Friday, September 01, 2006

Allegorical Interpretation

Ordinary Time

After a little while, I'm starting so see why people went off the whole "allegorical reading of scripture" just a bit.

This is from Origen's Homilies (and Fragments) on Luke, 63:3.
For we find, also, in Genesis concerning the sacrament that Noah anticipated this same thing and projected the figure of the Passion of the Lord there because he drank wine, because he was inebriated, because he was made naked in his home, because he was reclining with his thighs naked and exposed, because the nakedness of the father was noticed by this second son and reported outside, but covered by the other two, the oldest and the youngest, and other things which it is not necessary to follow up since it is sufficient to comprehend this alone: that Noah, showing forth a type of future truth, drank not water, but wine, and so expressed the figure of the Passion of the Lord.


6 comments:

Anonymous said...

Oooo... As we are coming up on Year C this Advent, the Lukan year, I'll have to store this little snippet of Origen away for a sermon illustration! It'll be perfect for Passiontide.

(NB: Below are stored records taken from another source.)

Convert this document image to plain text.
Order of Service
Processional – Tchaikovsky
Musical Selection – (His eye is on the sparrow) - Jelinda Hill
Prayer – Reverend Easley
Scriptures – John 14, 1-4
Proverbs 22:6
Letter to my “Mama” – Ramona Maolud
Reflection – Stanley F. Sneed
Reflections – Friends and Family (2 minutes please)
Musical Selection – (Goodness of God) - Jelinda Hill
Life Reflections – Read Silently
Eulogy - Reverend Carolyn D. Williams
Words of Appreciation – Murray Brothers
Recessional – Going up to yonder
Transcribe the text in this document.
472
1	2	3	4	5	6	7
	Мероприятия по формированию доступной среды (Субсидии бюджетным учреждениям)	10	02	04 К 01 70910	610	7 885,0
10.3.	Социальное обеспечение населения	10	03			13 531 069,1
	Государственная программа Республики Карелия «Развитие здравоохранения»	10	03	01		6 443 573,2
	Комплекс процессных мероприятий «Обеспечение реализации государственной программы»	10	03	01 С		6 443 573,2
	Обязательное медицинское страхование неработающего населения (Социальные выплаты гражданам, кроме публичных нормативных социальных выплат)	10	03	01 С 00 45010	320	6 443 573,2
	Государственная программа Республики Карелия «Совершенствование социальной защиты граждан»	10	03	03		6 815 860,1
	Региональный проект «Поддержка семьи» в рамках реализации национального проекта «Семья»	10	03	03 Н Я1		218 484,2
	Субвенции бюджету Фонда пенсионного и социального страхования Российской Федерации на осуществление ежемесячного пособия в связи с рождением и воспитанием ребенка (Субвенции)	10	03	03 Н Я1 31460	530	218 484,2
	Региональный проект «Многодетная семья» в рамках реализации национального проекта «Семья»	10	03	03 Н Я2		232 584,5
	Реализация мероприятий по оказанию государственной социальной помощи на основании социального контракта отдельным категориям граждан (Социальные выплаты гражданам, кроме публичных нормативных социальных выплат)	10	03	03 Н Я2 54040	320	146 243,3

Thanks Kyle! You continue to influence my preaching in ways I had never imagined.

Anonymous said...

Huh?

Matthew Francis said...

Yeah, here O. was perhaps stretching things a bit, but his book "On Prayer" is incredibly good.

Where did you find that icon, Kyle? I've never seen Origen in an icon before, but this image (quite beautiful, by the way), does seem to be appropriate as his true teaching influenced so many other saints.

Anonymous said...

I do agree in many things Origen was a true stud-buzzard. But here he does take the allegorical reading of the text to new and strange heights.

Kyle said...

I'm always happy to help, good Father Richard.

Matthew Francis, good to "hear" from you. :0)

This had surprised me, but it's amazing what you find if you type a name with the word, "icon," in a Google Images search.

Br. Jonathan said...

Shame on you for reading Origen! Now go back in your room and read Polycarp like a good little seminarian.